Affinché possa scattare l’accertamento basato sulle percentuali di ricarico è necessario che lo scostamento sia rilevante rispetto ai parametri fissati dall’Agenzia delle Entrate. Pertanto, l’atto impositivo è considerato infondato se il contribuente ha applicato una percentuale di ricarico comunque compresa nel range di ricarico normale previsto dallo studio di settore dell’attività svolta.
La Corte di Cassazione accoglie, così, il ricorso di un piccolo esercizio commerciale che aveva applicato un ricarico dell’87% sui propri prodotti, rispetto ad un range di settore fissato tra il 74% e il 224% e un ricarico medio della zona compreso tra il 250% e il 350%.
Si legge nelle motivazioni della sentenza n. 24300 del 30 settembre 2019 che la pronuncia della Ctr non è logicamente consequenziale nel considerare insufficiente un ricarico dell’87% rispetto al ricarico medio della zona, di per sé molto elevato, se comunque lo stesso si mantiene all’interno del range del ricarico normale previsto dallo studio di settore e il rilievo non è contestato in controricorso.
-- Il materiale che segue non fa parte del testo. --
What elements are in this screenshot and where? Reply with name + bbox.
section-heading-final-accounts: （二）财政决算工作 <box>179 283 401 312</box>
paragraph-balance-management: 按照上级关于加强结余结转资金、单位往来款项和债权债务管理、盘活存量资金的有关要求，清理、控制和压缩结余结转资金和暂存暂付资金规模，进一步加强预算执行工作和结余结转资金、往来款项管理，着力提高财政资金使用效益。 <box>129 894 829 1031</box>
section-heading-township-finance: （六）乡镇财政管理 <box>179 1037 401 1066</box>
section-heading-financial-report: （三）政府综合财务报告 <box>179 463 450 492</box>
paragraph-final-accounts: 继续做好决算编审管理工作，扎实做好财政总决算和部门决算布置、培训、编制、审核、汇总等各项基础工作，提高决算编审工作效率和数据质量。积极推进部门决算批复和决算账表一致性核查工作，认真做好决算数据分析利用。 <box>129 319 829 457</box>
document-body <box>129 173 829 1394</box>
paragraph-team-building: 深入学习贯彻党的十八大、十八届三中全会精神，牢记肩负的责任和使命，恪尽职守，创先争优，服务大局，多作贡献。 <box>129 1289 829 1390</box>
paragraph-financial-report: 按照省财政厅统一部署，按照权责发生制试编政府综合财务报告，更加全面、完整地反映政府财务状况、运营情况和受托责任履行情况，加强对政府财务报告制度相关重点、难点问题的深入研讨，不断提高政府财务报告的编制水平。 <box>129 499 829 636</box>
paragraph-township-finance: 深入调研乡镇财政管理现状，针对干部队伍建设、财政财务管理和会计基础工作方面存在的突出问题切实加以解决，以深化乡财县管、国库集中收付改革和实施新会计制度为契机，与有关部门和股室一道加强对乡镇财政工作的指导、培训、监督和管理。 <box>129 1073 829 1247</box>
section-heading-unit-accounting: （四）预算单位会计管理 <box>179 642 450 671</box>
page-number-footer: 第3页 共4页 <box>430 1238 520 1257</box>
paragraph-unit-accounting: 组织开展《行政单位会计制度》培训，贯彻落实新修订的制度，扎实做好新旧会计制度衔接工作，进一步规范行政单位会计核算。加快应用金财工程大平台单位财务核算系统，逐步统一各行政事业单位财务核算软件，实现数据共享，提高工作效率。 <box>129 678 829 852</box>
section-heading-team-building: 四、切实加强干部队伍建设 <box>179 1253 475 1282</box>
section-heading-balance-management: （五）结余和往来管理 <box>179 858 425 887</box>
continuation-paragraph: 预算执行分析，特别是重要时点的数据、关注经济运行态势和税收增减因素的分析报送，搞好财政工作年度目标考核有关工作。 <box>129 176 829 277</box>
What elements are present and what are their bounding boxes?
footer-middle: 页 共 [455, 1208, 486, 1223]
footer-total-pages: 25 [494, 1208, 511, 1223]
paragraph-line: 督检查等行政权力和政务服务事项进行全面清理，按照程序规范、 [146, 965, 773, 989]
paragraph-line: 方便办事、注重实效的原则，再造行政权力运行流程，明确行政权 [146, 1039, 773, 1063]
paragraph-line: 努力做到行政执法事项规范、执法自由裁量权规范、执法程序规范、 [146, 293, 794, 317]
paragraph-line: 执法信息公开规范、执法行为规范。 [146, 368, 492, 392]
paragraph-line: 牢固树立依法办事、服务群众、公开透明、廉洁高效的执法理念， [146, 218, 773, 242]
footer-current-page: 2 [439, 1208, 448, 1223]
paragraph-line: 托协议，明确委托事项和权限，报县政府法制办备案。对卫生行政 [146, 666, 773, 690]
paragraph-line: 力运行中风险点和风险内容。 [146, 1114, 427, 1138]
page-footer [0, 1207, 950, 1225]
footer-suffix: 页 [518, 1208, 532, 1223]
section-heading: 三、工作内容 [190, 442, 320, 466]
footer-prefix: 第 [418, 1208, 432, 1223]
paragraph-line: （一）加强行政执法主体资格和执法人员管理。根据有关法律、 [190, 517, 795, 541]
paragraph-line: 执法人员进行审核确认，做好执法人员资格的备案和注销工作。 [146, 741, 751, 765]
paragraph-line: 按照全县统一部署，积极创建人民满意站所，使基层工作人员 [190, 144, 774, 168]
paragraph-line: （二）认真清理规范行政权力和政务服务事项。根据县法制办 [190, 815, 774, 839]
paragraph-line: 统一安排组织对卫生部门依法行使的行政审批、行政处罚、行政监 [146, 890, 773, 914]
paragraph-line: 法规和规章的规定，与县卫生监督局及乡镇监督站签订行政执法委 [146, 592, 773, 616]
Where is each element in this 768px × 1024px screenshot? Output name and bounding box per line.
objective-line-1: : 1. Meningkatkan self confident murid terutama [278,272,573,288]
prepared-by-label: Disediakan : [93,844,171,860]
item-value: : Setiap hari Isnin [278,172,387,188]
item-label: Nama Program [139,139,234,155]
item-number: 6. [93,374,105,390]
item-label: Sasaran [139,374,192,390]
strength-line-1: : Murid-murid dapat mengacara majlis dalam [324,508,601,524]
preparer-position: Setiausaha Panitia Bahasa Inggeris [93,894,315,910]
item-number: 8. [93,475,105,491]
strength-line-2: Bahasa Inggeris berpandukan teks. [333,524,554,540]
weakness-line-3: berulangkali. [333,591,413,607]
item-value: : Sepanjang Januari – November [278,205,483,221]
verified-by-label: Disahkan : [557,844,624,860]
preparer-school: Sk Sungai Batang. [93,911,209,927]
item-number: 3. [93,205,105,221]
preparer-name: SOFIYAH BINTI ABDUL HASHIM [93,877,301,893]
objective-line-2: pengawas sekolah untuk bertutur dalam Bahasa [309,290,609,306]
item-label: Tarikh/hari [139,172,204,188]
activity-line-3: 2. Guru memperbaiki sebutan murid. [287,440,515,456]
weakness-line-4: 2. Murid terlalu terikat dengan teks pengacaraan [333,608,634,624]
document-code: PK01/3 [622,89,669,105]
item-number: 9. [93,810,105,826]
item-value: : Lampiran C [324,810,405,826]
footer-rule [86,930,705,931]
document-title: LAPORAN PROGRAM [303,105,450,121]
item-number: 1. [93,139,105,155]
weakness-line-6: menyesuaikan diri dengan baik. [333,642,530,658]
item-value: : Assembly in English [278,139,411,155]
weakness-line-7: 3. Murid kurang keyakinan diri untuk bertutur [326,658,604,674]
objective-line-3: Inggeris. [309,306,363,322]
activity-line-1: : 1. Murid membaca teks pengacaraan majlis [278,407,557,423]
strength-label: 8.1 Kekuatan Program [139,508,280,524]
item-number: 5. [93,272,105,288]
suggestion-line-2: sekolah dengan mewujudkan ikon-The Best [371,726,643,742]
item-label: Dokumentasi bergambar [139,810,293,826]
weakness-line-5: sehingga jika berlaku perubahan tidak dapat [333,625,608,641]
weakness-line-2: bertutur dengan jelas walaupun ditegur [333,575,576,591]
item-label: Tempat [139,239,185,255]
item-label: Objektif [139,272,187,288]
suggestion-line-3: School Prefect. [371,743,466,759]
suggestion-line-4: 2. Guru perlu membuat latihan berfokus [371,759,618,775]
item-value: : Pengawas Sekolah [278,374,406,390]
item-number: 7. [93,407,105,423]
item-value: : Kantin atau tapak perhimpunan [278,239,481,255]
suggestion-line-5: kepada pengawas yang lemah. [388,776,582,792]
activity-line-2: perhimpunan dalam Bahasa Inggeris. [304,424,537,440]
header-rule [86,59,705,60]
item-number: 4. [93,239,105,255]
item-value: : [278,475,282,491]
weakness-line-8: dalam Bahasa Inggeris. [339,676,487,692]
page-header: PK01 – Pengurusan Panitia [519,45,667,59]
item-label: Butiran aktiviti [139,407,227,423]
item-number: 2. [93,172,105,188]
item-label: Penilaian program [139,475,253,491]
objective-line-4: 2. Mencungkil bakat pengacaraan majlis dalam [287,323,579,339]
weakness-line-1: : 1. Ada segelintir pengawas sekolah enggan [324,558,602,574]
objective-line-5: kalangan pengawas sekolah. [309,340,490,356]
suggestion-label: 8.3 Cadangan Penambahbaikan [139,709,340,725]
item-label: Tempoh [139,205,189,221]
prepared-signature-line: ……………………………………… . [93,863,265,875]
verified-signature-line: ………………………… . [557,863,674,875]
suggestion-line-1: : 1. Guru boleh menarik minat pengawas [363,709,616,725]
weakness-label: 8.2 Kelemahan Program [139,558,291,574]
Pertanto, secondo la Corte, appare congruo un rincaro che, seppur poco sopra il minimo, rientra comunque nell’ambito dello studio di settore, “ove la percentuale massima è il triplo della minima, tanto da non poter costituire, ex se solo, indizio sufficiente per sostenere la ripresa a tassazione”.
Ne deriva che se un contribuente applica un ricarico che è all’interno dello studio di settore non dovrebbe essere sottoposto ad un accertamento basato proprio sulle percentuali di ricarico.
La ripresa fiscale riguarda, poi, anche l’Iva, cosa che consente all’Amministrazione finanziaria di ricorrere a studi di settore e metodi induttivi “solo in presenza di gravi divergenze tra i redditi dichiarati ed i redditi stimati”.